WARNING: This is about foreign policy and American politics, the wars in Afghanistan, Iraq and the Levant. If you are not deeply interested in policy questions, this will likely bore you beyond tears.
EDITOR’S NOTE: I GOT TIRED OF WONKING AND STOPPED MIDWAY. GUESS MY OWN INTEREST IN POLICY QUESTIONS WANED. SO HERE’S A PARTIAL POST FROM OVER THE WEEKEND AND THINK WHAT YOU MAY
In a way, this is about the path not taken.
We live in a finite world.
America has great power, perhaps more than all the rest of the countries of the world and certainly more than any one other country.
However, there are limits.
The latest video on Al Jazeera of Osama bin Laudin in the tribal areas of Pakistan is a perfect refutation of the notion of unlimited American power.
That’s a simplistic point, but it has its larger implications.
Because we have 150,000 American troops in Iraq, those troops are not capable of also being on the Korean peninsula. They can’t be in two places at once.

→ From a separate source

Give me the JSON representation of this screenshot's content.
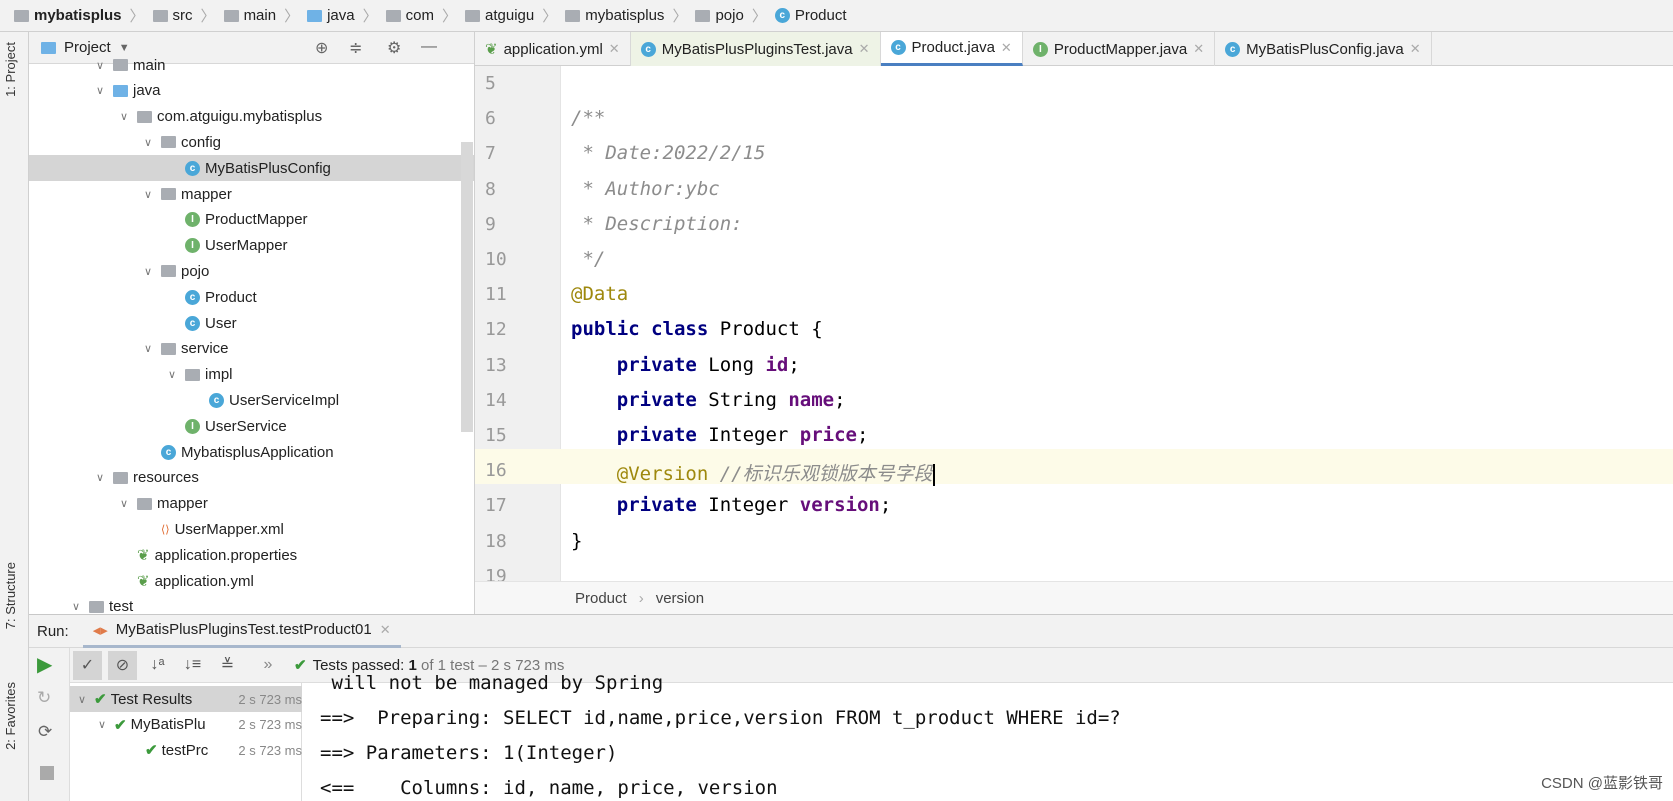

Making the choice to have American armies in Baghdad is to also choose not to place them elsewhere.
Similarly, spending $200 Billion prosecuting the American presence in Iraq means that money is not being spent on health care.
To spend that $200 Billion at all has economic consequences since most of it is borrowed money that is globally inflating the U.S. dollar, increasing our national debt, etc., etc.
We can’t do everything. We can’t do just anything. And, we can’t do all of what we’d like to do at one time.
The point is fundamental, I agree, but since it is fundamental, it’s important and must be at the forefront of our thinking, in my view, especially at the current crossroads we face in that arc of discord that goes from India-Pakistan across the great mountains of Afghanistan and into the crescent of Trade Route cities from Kabul through Teheran through Baghdad and Damascus to the Mediterranean Beirut, then south to Jeruselem.
One of the points I want to make here is that although this is a very important part of the world and although what is happening there is extremely important, we focus on those problems to the exclusion of other problems.
There is also war in Somalia.
North Korea is testing long range missiles and building A-bombs.
It is arguable that narco terrorists are controlling the governments of Mexico, Bolivia and Myanmar in Asia.
The tribal warfare atrocities of West Africa are devastating the continent.
Natural disaster, tsunamis and earthquakes and drouth for example, are killing thousands and the earth is warming at an alarming rate.
It seems we have ad hoc responses across the globe, but the finite choices principle I’ve enunciated above seems also to argue that we have only one foreign policy and that it is an integrated and integral part of our overall governing philosophy. We make choices that determine our priorities both at home and abroad.
As ethereal as these choices may seem, I’ll remind you that the consequence of America’s foreign policy choices is driving up the price of gasoline as you read this. You may think that good or bad, but it certainly affects your everyday life. The value of your work can be expressed in the price of a shirt at Target and that is a function of the value of the American dollar expressed in China’s Yuan. It is one world. A global market means that what you buy and what you sell and what you earn depends on what is going on in the world and how America is responding to and/or shaping those events.
What do you think would happen if, instead of being in Iraq in 2007, we spent $200 Billion having the military install wind power generators and photoelectric cell panels in the desert of Arizona and Nevada?